Après avoir esquissé une description du système verbal du berbère j’étudierai dans l’ordre :

– les subordonnants hypothétiques spécifiques (mš, mr, mliD   mliD is)[1]

– les SV (syntagmes verbaux) régis par ces subordonnants et les valeurs signifiées

– les autres façons d’exprimer l’hypothèse ( is, waXa et udin).

 

  1. Les grands traits du système verbal du berbère.

 

Pour bien comprendre les problèmes concernant l’expression de l’hypothèse en berbère, il est nécessaire de rappeler brièvement la structure du système verbal de cette langue. On peut dégager en berbère deux classes de déterminants grammaticaux du verbe [2] :

. La première classe comprend trois unités à valeur aspectuelle : le prétérit, l’aoriste et l’aoriste intensif. [3]

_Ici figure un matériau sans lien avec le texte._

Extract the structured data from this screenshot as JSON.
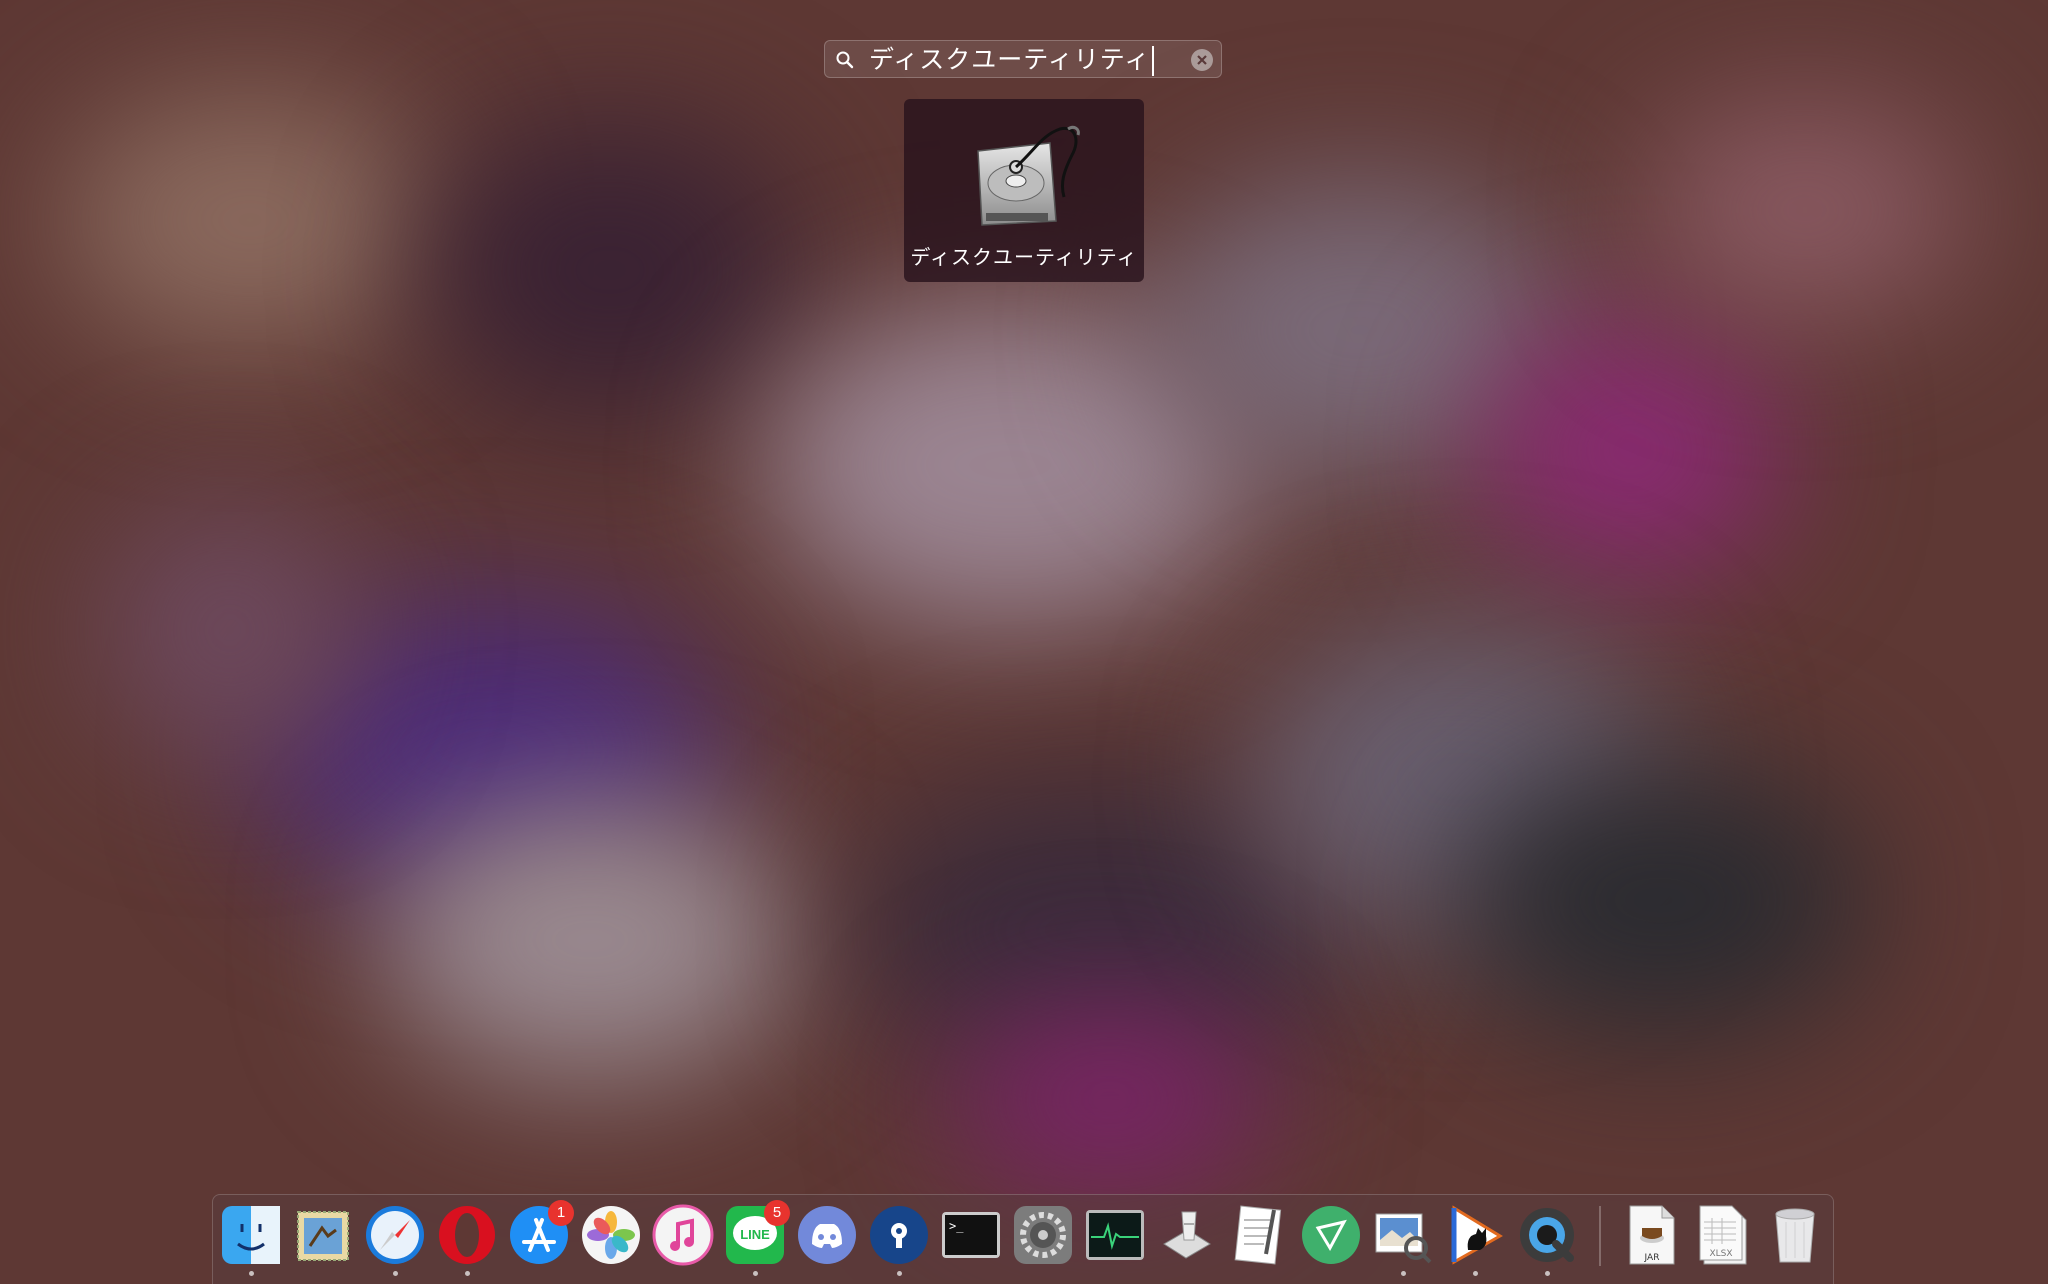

. La seconde classe comprend deux unités à valeur modale : La et ad. Le prétérit peut apparaître seul, mais l’aoriste et l’aoriste intensif sont, dans le cas le plus général, accompagnés d’un DGV à valeur modale (La avec AI, ad avec A ou AI), comme on le voit dans le tableau suivant où sont classés les syntagmes verbaux[4] qui apparaissent dans les énoncés assertifs ou interrogatifs, en tant que prédicats. Chaque SV est caractérisé par une formule abstraite désignant les déterminants présents dans le syntagme, puis exemplifié avec le verbe žr « jeter », à la 3ème personne du singulier.

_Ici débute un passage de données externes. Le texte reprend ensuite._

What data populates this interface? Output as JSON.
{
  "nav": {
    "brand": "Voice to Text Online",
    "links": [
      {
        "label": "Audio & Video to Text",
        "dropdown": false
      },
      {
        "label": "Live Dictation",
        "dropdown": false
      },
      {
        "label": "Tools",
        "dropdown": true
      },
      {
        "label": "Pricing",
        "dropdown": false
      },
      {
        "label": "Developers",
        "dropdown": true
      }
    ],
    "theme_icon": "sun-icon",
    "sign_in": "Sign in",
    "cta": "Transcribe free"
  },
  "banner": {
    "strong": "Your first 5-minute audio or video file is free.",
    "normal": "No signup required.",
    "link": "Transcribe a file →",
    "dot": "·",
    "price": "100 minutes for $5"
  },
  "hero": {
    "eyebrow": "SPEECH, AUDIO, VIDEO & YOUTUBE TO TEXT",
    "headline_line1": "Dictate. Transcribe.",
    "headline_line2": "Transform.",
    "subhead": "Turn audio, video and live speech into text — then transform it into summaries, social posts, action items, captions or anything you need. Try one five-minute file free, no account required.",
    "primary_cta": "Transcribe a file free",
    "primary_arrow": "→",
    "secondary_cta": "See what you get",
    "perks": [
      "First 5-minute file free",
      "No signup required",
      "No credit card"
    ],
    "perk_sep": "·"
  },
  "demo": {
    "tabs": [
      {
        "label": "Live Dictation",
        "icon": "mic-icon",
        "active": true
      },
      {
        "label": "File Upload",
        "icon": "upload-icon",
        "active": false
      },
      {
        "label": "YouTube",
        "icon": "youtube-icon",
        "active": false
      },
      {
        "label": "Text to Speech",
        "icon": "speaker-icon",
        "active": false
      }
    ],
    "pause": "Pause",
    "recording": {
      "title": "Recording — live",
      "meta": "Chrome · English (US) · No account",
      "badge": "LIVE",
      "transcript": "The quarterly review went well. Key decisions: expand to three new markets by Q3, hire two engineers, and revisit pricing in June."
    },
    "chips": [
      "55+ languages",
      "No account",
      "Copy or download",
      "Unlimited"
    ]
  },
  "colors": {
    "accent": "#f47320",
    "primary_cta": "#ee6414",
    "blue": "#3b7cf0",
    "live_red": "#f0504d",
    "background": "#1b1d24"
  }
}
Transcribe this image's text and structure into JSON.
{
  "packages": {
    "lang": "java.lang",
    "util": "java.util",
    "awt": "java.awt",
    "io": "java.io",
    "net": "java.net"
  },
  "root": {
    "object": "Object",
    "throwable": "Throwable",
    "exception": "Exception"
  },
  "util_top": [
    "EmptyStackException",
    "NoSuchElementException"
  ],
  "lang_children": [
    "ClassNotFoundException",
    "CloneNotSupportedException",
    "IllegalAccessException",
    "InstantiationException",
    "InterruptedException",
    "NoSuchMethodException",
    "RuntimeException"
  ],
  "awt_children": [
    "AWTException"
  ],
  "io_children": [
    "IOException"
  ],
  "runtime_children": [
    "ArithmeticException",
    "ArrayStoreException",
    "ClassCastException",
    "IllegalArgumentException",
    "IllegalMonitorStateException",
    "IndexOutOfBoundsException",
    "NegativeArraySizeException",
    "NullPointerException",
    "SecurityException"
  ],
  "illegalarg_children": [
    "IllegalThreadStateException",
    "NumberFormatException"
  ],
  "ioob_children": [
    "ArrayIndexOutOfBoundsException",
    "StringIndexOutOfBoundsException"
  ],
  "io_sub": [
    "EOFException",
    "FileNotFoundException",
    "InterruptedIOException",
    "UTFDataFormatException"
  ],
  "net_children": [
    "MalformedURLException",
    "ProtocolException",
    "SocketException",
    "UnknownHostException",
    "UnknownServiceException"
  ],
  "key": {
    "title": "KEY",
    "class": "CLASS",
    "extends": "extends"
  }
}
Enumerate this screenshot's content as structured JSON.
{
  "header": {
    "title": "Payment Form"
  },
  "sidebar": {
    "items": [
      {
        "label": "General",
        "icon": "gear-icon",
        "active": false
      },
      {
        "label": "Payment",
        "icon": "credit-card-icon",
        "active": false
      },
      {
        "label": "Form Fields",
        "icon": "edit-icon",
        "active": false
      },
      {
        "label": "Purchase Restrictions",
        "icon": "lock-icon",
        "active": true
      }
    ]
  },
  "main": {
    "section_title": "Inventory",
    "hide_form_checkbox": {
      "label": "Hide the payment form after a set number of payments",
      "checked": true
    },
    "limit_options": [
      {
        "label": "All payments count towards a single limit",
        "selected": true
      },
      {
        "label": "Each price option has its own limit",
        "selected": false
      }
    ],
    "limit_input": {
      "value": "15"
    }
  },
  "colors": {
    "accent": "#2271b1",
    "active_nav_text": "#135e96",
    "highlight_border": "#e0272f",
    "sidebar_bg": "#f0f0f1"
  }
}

TABLEAU DES SYNTAGMES VERBAUX

 

SV POSITIFS SV NEGATIFS   correspondants
Réel P i-žru  “il a jeté” ur-PN[5] ur i-žri “il n’a pas jeté”
La-AI La  i-Gar  « Il a l’habitude de jeter / il est en train de jeter » uLi-AI uLi  i-Gar   « il n’a pas l’habitude de jeter / Il n’est pas en train de jeter »
Non-réel ad-A ad  i-žr “il jettera” ur-AI ur i-Gar  “il ne jettera pas”
ad-AI ad  i-Gar   “il jettera”    (action répétée ou durative) ur-AI ur i-Gar  “il ne jettera pas”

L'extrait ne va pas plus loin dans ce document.